Proving the Summation Formula for 1/(n(n+1)) Using Mathematical Induction

[knowledgeSeeker]

Need help with proof by mathematical induction that (1/(1*2)) + (1/(2*3)) + ... + (1/(n(n+1)) = (n/(n+ 1)) for all integers n >= 1.

Basis step: for n = 1: (1/(1*2)) = 1/2 and (1/(1+1) = 1/2, hence property is true for n = 1.

Inductive step: want to show that for alll integers k >= 1, if n = k is true then n = k + 1 is true. How do I prove? Believe I want to show (1/(1*2)) + (1/(2*3)) + [1/((k+1)((k+1)+1)] = [(k + 1)/((k+1) + 1)], but how??

Thank you for any suggestions.

 

[gnome]

So you have shown that P(1) is true.

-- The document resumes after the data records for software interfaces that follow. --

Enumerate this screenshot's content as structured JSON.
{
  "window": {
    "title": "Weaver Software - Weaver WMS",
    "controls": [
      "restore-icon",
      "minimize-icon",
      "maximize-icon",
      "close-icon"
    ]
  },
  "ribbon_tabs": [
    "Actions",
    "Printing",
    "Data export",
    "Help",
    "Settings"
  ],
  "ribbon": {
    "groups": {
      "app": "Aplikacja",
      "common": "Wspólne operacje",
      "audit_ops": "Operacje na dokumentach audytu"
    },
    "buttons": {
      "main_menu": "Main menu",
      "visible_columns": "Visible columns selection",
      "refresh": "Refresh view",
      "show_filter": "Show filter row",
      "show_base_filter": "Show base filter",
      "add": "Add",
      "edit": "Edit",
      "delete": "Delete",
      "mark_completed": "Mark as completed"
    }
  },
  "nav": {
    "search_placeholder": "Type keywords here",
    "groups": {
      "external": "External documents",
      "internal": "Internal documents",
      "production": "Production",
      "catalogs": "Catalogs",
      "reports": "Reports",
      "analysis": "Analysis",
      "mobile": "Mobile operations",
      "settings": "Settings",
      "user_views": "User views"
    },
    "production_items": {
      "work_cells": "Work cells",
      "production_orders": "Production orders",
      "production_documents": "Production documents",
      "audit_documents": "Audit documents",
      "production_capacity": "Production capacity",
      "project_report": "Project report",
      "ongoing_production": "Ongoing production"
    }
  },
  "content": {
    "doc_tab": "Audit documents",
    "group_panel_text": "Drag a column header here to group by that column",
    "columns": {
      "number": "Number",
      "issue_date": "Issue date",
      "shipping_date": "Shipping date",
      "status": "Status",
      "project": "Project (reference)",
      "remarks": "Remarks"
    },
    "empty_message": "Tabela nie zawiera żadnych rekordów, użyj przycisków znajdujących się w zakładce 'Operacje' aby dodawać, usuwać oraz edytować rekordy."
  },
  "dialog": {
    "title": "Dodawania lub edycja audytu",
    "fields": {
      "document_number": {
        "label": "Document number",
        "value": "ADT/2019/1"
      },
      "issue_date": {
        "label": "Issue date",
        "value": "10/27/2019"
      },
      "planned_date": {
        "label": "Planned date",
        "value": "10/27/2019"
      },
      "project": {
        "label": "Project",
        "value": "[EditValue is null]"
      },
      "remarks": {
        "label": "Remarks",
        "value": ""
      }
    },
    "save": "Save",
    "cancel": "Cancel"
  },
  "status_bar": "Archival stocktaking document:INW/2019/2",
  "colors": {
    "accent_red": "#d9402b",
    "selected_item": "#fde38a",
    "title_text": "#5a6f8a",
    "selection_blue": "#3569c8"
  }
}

Now you want to show that if you assume that P(k) is true, it follows that P(k+1) is true. So first write the expression for P(k), which you assume to be true. Then add the next number in the series (to both sides), and see if you can rearrange the expression on the right side into the form that you are trying to prove.

 

[HallsofIvy]

Let Sk= 1/(1*2)+ 1/(2*3)+ ...+ 1/(k(k+1)), the sum for n= k
Then S(k+1)= 1/(1*2)+ ...+ 1/(k)(k+1)+ 1/((k+1)((k+1)+1)= Sk+ 1/((k+1)(k+2))

By your "induction hypothesis", Sk= k/(k+1).

What is k/(k+1)+ 1/((k+1)(k+2)) ?

 

[knowledgeSeeker]

Thank you. Proved both sides = (k+1)/(k+2). Hence, true for n = k +1 and since both basis and inductive steps true, true for all n >= 1.